Para que fique bem evidenciada a importância dessa contrinuição ao estudo de parasitose, basta
assinalarmos o singular fato de ter a Associação Internacional de Hidatologia, 50 anos após a
data de sua publicação, como justa homenagem aos seus autores, que por uma feliz
circunstância ainda estavam vivos, reeditado a obra, que constitui, na opinião de muitos, um
fato inédito na história da literatura médica mundial.
Na Argentina como no Uruguai, provavelmente os dois países mais infestados pela parasitose no
mundo, surgiram inúmeras e valiosas contribuições.
Tanto são os nomes que estudaram e escreveram sobre a enfermidade, que ao citarmos alguns
poucos, certamente estaremos sendo injustos a muitos que ficam perdidos involuntariamente
em nossa memória. Aos ditames da mesma, lembramos os nomes da Argentina, de José Manoel
Jorge, Carlos Lago Garcia, Ivannisevich, Ferro, Vacarezza, Ceballos, Mendy; no Uruguai, de
maior influência nos nossos conhecimentos, citamos Morquio, Piaggio Blanco, Garcia Capurro,
Chiflet, Del Campo, Larghero, Purriel, Surraco e Velarde Perez Fontana, um dos maiores nomes
da hidatidologia mundial.
A primeira referência em nosso país à doença, é atribuída ao médico baiano Dr.

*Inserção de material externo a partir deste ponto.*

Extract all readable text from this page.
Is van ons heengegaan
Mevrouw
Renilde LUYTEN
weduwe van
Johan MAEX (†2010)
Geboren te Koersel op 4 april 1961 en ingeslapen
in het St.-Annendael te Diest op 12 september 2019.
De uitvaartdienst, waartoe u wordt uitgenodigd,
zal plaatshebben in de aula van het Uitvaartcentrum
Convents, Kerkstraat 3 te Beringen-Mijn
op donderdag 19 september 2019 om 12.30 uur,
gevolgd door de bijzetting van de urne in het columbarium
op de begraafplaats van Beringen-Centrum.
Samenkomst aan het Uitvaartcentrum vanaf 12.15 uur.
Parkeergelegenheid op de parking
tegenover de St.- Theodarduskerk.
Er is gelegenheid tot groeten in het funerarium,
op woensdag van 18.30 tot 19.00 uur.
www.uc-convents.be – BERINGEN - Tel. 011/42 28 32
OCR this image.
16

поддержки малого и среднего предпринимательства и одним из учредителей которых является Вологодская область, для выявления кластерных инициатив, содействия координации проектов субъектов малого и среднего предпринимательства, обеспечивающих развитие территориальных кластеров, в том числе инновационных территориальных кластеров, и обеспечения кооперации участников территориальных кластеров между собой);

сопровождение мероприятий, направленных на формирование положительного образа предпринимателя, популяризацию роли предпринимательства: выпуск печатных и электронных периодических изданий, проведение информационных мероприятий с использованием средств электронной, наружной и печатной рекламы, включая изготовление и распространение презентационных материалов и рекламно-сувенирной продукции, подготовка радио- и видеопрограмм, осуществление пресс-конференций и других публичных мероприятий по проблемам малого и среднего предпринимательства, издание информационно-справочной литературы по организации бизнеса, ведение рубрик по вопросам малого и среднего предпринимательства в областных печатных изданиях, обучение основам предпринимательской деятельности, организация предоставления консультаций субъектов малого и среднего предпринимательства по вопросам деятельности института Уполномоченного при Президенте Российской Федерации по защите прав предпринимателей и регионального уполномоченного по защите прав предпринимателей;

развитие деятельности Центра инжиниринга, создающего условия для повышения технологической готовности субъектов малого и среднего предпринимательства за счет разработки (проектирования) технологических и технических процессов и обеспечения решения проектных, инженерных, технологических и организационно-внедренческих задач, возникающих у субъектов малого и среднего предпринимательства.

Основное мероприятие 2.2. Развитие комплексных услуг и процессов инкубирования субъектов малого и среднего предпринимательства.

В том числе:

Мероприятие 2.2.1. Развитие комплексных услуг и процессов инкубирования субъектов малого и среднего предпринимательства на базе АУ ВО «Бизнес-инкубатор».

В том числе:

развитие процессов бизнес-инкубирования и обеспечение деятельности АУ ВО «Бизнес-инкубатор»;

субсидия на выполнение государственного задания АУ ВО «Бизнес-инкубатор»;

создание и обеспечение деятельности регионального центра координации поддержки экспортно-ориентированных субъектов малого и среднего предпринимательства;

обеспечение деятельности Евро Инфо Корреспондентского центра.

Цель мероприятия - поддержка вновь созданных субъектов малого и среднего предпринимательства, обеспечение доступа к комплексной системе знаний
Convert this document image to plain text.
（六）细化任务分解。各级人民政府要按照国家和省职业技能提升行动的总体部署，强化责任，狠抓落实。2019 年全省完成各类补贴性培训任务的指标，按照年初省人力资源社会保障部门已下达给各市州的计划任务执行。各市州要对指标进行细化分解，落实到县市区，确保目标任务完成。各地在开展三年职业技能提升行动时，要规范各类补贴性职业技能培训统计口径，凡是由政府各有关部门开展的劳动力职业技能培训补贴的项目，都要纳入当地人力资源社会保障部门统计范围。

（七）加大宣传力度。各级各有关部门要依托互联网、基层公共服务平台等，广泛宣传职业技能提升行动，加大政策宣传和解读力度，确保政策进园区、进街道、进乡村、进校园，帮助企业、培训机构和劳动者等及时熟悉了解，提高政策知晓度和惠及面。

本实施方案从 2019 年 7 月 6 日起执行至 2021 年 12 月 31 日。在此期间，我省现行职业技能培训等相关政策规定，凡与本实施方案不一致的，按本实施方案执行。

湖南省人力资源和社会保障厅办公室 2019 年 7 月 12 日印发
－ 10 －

Silva Lima que
relatou em 1869 um caso de "cisto hidático localizado no útero", conforme citação do Dr.
Wurcherer em um trabalho seu "Sobre a Hematúria no Brasil", publicado na Gazeta Médica da
Bahia em 1869.
No Rio Grande do Sul a enfermidade é citada pela primeira vez em 1905, pelo Dr. Carlos E.
Hardegger em sua tese "Contribuição aos Estudos do Kysto hidático no Rio Grande do Sul", onde
registra um caso de morte por choque anafilático, em um menino italiano de 12 anos, acometido
de cisto hidático do pulmão, necropsiado pelos Drs. Olinto de Oliveira, Fernando Abbot e José
Carlos Ferreira.
Em 1908 o Barão Dr. Von Bassewitz demonstrou através da necropsia que 40% dos cães da
cidade de Santa Vitória do palmar, no extremo sul do Rio Grande do Sul, estavam infestados,
ocasião em que encontrou sete casos de enfermidade humana, o que representava a alta
proporção de um caso para cada 1.800 habitantes.
Os estudos de Bassewitz informavam também que 95% dos ovinos, 75% dos suínos e 25% dos
bovinos estavam infestados.
Outros estudiosos da zoonose no Rio Grande do Sul foram os Drs. Hugo Brusque, Pedro Pereira,
Mário Meneghetti, Cezar Pinto e Jaime Luís de Almeida.
ETIOLOGIA
A "Tênia Equinococo" do grupo de cestódeos, em seu ciclo de desenvolvimento
alcança 4 a 8 mm de comprimento, estando dividida em cabeça ou escólex, a coluna e
a cadeia ou estróbilo, que é formada de três a cinco anéis ou proglótides. Na cabeça
existe uma dupla coroa de ganchos e quatro ventosas com as quais ela se fixa no
intestino delgado do cão, onde atinge sua etapa adulta ao término de dois meses (Fig.
1).
Alcançada essa fase, o último anel da cadeia, que por um processo de autofecundação se
enche de ovos ou oncosferas, desprende-se dos demais sendo evacuado para o exterior
com as matérias fecais do cão e imediatamente substituído pelo penúltimo anel que se
autofecunda, enchendo-se também de ovos.
Este processo se repete várias vezes durante a vida do parasito, que tem uma duração de
18 meses.
Um cão parasitado tem possibilidade de albergar em seu intestino mais de 20.000 tênias,
podendo eliminar mais ou menos um milhão de ovos por semana. Estes ovos, sumamente
resistentes podem ter uma sobrevida de um ano.
DESENVOLVIMENTO DO CISTO EM SUA
FORMA VESICULAR
Ao completar o seu desenvolvimento vesicular, apresenta o cisto uma membrana cuticular
ou quitinosa, que o circunda, atapetado por dentro pela membrana germinativa, de onde
nascem as vesículas prolígeras, vesículas filhas, nascidas de escóleces e produzindo
escóleces, a capa germinativa estéril com vesículas filhas estéreis (acefalocistos), vesículas
prolígeras que se rompem libertando escóceles e ainda vesiculação exógena (Fig. 2).
O cisto está cheio de líquido "claro como água de rocha".
Envolvendo totalmente o cisto está a adventícia que não é parte integrante do cisto, estando
constituída por tecido fibro-conjuntivo do órgão parasitado. A forma típica de vesiculação
hidática humana é a do cisto univesicular fértil.